Etherspace
In my last post about the physics of the Voidpunk Universe, I introduced the etherfield as the fifth fundamental interaction (a.k.a. force) of nature that makes both interstellar travel and thaumaturgy possible. As a reminder: just as the gravitational force “leaks” into the brane (which is based on actual models like the Kaluza-Klein geometries in general and the Randall-Sundrum model in particular), the ether force leaks from the brane into our universe (which is purely fictional).
And on the “other side” of the brane, there’s etherspace. Etherspace has an asymptotically finite volume and an infinite surface area with a system of approximately self-similar pathways called etherstrands. Etherstrands, in turn, are based on solutions to complex polynomial fractals iterated in a complex vector space, and they come in an unknown number of groups and subgroups with distinct mathematical and physical properties. Not all of them are navigable by every ship, navigable at all, computable, or known. But don’t worry! You only need a deeper understanding of it if you’re a navigator! And even then you’ll be mostly using your ship’s visualization framework, and you’ll let your ship make most of the calculations for you in any case.

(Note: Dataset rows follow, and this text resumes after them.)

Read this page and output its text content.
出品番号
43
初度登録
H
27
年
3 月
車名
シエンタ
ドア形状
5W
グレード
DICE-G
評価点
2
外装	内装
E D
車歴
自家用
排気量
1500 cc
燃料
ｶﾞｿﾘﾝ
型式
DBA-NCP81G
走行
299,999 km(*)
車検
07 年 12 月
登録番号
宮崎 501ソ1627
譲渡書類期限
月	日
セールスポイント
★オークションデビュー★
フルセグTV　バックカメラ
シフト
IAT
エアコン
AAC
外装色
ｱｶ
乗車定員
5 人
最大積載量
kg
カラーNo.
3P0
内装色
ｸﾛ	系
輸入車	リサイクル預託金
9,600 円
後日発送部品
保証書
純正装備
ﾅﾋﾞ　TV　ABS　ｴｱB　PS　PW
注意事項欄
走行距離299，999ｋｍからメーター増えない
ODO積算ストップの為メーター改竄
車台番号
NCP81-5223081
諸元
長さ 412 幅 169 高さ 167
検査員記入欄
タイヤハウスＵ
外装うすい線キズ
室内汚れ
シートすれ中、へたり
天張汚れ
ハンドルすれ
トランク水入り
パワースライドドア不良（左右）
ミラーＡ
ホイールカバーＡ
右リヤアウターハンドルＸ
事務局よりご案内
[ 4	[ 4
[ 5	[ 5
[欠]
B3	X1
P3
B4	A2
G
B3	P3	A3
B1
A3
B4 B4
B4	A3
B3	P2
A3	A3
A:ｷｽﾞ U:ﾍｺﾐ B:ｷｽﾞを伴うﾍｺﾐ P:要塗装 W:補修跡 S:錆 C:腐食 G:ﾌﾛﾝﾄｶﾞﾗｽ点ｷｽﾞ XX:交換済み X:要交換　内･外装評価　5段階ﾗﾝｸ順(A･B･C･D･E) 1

Now, as you’ve certainly already expected, these etherstrands connect Popular I star systems across the Void. But, and that’s perhaps the most important part besides interstellar travel as such, the positions of star systems in etherspace are either entirely uncorrelated with their positions in three-dimensional space, or correlated in ways that entrarchic scientists haven’t yet understood.

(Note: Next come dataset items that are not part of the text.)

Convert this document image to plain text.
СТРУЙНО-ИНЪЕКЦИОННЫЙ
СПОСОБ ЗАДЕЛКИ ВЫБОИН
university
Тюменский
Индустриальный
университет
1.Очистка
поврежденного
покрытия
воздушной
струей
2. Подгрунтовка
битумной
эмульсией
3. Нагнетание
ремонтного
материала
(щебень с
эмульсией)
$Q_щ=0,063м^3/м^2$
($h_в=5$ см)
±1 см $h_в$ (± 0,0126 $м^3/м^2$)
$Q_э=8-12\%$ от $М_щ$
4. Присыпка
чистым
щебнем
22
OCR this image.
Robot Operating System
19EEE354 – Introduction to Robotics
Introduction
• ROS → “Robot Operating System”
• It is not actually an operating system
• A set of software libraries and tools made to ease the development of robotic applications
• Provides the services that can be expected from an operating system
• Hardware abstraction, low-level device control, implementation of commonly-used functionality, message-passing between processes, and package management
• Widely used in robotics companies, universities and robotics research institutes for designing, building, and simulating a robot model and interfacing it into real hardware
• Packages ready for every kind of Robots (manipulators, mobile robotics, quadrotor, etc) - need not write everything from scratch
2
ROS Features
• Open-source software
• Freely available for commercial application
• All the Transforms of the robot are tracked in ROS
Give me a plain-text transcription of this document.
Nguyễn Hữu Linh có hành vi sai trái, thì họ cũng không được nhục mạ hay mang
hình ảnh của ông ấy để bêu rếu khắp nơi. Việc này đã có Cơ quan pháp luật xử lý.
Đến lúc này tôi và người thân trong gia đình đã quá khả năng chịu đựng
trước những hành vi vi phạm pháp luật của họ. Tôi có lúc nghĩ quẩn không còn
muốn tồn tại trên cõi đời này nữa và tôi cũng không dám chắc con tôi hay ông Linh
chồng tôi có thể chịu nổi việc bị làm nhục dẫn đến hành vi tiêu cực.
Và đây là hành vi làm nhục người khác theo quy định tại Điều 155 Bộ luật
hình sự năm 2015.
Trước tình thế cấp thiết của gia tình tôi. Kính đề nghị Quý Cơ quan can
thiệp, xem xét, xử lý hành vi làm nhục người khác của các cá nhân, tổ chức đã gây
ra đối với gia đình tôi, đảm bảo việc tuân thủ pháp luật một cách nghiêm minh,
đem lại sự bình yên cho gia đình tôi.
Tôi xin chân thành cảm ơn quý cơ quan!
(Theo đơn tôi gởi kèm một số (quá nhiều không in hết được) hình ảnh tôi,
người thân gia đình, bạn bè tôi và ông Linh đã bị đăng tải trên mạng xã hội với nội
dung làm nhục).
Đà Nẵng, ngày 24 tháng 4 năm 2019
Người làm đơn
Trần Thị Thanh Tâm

This makes life and travel in the Void even more interesting than it already is. But wait, there’s more! It preempts some of the colorful problems you run into when you introduce faster-than-light travel into your universe.

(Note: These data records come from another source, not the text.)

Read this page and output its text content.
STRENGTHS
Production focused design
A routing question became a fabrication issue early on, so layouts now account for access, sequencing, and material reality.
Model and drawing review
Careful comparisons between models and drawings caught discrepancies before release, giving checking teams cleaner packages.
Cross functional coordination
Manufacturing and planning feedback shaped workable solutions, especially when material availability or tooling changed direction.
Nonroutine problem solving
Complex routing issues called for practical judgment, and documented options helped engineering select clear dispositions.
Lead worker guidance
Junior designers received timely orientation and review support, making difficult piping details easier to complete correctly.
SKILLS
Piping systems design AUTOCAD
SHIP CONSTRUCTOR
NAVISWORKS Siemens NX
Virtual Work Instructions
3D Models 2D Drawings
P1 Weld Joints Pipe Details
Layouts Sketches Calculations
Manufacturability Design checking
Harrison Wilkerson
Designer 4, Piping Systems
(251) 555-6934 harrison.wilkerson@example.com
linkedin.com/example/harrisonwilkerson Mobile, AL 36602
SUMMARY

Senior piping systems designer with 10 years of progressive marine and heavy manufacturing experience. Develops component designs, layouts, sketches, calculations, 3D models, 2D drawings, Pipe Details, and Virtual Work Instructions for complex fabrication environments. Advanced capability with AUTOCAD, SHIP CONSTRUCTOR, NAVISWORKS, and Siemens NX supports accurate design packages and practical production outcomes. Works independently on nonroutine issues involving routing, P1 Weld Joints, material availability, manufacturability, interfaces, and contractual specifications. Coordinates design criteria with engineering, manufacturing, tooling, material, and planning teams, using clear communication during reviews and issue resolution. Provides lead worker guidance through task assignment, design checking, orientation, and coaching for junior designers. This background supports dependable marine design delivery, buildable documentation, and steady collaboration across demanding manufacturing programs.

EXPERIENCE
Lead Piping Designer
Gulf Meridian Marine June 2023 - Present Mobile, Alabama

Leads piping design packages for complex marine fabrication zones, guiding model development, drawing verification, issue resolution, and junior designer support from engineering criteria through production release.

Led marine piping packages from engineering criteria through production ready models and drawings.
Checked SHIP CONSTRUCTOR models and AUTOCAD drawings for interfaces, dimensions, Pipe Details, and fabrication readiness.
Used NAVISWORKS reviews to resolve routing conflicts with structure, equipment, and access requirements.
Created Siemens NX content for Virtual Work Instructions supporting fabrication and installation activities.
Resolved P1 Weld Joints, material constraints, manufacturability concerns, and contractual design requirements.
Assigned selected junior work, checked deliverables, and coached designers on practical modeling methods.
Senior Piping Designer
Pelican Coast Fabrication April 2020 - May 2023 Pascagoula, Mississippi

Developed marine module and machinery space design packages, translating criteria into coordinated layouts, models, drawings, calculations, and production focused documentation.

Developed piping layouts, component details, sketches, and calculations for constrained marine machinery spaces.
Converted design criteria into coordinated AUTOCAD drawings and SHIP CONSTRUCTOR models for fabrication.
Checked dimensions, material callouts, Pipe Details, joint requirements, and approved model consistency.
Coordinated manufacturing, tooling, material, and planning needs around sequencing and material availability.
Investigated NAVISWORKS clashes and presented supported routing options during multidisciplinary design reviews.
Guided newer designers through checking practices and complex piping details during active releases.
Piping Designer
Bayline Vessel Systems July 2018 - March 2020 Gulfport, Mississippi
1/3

Because what makes entrarchic scientists think there’s a hidden correlation is the fact that star systems close to each other in etherspace seem never even remotely close to each other in three-dimensional space. Thus, if that’s indeed the case, and within reasonable limits of means of perception, there will never be an observer who can simultaneously witness both the take-off and the arrival of a spaceship with the latter preceding the former. If true, it would make the rule behind it a cousin of the weak cosmic censorship hypothesis.